Le parc de la Vallée raconte une autre priorité: réparer la ville au lieu de l’étaler encore. À Lille, le futur parc Saint-Sauveur doit ouvrir en 2026 sur 4,8 hectares, après débroussaillage, dépose des rails, terrassement, dépollution, plantations et pose du mobilier. Là aussi, le mot important n’est pas “parc”, mais “dépollution”. Le recyclage des friches est devenu un axe national parce qu’il permet de recréer des usages sans artificialiser davantage les sols. Mais il a un coût réel. L’Agence de la transition écologique rappelle avoir soutenu plus de 290 chantiers de dépollution et reconversion depuis 2009, pour 1 443 hectares réhabilités, avec un coût moyen de 640 000 euros hors taxes par hectare pour une ancienne installation industrielle classée. Derrière l’image agréable du futur espace vert, il y a d’abord un chantier de remise en état.

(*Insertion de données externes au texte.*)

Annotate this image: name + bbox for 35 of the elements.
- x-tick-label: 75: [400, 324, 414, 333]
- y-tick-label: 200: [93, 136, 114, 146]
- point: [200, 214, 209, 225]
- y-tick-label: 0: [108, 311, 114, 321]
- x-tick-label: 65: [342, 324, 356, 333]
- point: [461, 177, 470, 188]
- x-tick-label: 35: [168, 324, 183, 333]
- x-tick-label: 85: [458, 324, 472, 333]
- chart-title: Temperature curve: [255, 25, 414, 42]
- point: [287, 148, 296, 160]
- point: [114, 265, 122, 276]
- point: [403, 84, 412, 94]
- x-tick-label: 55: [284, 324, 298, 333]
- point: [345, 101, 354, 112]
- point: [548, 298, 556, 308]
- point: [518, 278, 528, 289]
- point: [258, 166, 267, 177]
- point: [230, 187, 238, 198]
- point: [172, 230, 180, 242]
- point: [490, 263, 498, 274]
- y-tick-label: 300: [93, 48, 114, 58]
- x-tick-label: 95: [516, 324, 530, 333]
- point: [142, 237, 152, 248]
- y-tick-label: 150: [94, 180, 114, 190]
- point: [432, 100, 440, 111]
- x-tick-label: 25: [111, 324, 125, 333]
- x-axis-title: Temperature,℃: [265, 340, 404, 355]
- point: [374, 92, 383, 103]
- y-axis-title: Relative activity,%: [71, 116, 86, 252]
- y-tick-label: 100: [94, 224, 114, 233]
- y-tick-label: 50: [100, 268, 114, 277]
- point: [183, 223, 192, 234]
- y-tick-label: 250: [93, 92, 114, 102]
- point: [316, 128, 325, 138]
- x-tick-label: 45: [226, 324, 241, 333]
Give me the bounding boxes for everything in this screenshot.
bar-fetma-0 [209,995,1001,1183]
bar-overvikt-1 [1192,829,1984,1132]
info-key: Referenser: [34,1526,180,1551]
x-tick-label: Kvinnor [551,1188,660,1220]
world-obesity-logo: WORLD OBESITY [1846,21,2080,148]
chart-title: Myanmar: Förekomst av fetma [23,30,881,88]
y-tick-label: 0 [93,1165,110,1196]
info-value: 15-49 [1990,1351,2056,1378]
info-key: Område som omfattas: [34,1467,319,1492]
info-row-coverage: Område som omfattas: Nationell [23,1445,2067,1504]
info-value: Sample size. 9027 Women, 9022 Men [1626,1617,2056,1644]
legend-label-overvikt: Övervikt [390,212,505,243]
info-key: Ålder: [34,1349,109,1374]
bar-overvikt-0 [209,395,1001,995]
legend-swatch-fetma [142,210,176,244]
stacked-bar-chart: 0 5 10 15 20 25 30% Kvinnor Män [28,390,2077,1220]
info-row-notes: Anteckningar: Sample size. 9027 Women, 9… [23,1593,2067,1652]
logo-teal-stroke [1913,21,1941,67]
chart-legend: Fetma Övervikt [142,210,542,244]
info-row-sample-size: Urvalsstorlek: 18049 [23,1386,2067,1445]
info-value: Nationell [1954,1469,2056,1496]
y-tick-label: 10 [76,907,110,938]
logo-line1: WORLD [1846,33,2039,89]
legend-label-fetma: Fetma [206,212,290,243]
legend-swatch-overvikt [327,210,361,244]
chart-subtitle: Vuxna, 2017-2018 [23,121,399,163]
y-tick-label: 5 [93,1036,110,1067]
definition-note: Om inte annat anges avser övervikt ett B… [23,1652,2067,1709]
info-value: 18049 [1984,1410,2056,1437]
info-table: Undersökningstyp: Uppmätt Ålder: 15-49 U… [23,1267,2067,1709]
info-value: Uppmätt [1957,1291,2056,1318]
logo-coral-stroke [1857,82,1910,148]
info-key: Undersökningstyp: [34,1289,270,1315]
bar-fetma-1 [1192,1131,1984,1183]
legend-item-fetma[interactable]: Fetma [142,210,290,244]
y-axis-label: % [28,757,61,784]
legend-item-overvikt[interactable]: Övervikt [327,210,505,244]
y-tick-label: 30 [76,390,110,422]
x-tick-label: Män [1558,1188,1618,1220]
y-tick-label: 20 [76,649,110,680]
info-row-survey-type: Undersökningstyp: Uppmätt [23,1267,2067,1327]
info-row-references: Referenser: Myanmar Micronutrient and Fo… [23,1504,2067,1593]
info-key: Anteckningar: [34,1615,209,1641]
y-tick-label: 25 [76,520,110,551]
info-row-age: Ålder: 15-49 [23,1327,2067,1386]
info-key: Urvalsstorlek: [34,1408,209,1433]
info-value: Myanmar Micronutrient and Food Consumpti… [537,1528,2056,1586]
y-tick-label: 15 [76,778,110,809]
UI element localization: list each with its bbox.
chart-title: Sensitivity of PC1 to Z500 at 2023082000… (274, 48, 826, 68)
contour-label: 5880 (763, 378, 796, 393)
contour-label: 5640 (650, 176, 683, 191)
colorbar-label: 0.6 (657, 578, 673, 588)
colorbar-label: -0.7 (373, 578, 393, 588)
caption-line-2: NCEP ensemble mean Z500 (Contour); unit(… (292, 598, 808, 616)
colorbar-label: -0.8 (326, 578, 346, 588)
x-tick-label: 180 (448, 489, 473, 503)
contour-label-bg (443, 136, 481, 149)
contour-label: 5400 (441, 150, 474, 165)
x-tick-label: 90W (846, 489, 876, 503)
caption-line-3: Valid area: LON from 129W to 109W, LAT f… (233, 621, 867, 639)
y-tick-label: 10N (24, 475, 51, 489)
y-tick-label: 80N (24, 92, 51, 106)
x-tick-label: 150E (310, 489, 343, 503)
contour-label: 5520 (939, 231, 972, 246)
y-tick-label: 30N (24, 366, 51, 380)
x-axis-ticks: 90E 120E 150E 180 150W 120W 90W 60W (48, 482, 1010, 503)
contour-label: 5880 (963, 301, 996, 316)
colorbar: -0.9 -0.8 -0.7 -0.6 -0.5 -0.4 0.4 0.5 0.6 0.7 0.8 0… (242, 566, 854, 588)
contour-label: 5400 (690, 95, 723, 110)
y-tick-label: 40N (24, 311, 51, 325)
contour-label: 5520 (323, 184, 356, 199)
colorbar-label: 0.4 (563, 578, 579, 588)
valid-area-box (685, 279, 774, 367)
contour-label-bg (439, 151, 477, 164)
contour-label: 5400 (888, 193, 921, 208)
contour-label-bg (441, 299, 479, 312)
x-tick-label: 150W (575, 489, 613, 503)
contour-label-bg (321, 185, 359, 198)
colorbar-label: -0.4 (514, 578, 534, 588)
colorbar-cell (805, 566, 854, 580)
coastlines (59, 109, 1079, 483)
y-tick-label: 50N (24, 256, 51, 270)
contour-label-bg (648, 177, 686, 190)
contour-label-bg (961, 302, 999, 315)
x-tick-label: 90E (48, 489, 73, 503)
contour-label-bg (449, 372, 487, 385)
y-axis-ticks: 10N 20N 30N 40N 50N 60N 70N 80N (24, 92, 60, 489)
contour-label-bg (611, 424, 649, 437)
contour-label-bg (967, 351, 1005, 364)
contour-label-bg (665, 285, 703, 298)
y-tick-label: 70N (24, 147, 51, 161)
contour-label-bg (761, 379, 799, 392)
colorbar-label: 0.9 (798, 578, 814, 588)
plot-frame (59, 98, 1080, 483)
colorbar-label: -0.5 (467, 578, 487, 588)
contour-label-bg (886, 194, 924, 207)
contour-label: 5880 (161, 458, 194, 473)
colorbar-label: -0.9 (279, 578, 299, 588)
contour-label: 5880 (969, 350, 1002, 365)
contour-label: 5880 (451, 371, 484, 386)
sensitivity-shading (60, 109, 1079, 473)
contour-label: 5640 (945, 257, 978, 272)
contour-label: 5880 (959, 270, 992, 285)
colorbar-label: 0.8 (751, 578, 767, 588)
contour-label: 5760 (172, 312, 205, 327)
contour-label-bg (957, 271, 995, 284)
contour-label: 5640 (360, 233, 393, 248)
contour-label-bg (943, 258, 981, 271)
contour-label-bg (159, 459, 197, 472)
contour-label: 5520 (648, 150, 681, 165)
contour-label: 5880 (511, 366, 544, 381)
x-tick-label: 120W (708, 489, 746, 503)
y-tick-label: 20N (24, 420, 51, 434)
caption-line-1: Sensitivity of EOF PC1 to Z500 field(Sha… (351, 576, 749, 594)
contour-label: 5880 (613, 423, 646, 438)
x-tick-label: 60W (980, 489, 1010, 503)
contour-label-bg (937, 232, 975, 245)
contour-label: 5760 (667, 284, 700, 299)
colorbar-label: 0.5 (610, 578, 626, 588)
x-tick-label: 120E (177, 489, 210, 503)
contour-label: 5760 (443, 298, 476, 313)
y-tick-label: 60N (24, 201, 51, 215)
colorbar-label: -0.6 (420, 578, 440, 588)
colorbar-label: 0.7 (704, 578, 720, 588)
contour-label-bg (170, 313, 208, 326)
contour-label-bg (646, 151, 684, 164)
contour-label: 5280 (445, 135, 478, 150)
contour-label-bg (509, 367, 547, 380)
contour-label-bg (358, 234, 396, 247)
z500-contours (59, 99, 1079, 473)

La cuisine hospitalière, enfin, est le projet le moins spectaculaire et peut-être le plus révélateur. Le marché publié porte sur le contrôle technique de la future unité de production culinaire du centre hospitalier universitaire de Lille, pour une durée annoncée de 46 mois. Dans son programme Lille CHU 2030, l’hôpital classe la cuisine parmi les opérations préalables liées aux grands travaux Jeanne-de-Flandre et Salengro, dans un ensemble de 58 millions d’euros entre 2022 et 2026. Cela peut sembler secondaire jusqu’à ce qu’on regarde l’échelle du site: près de 1,4 million de patients pris en charge par an, 1 411 043 repas servis aux patients en 2024, et 51,2 millions d’euros d’investissements prévus en 2025. Ici, moderniser la logistique n’est pas un détail. C’est une condition de fonctionnement.

Le signal n’est pas celui d’une relance tous azimuts. Il est plus net que cela. Dans le Nord, l’argent continue d’aller vers ce qu’on ne peut pas laisser se dégrader trop longtemps: les secours, la natation, la remise en état des friches et la logistique hospitalière.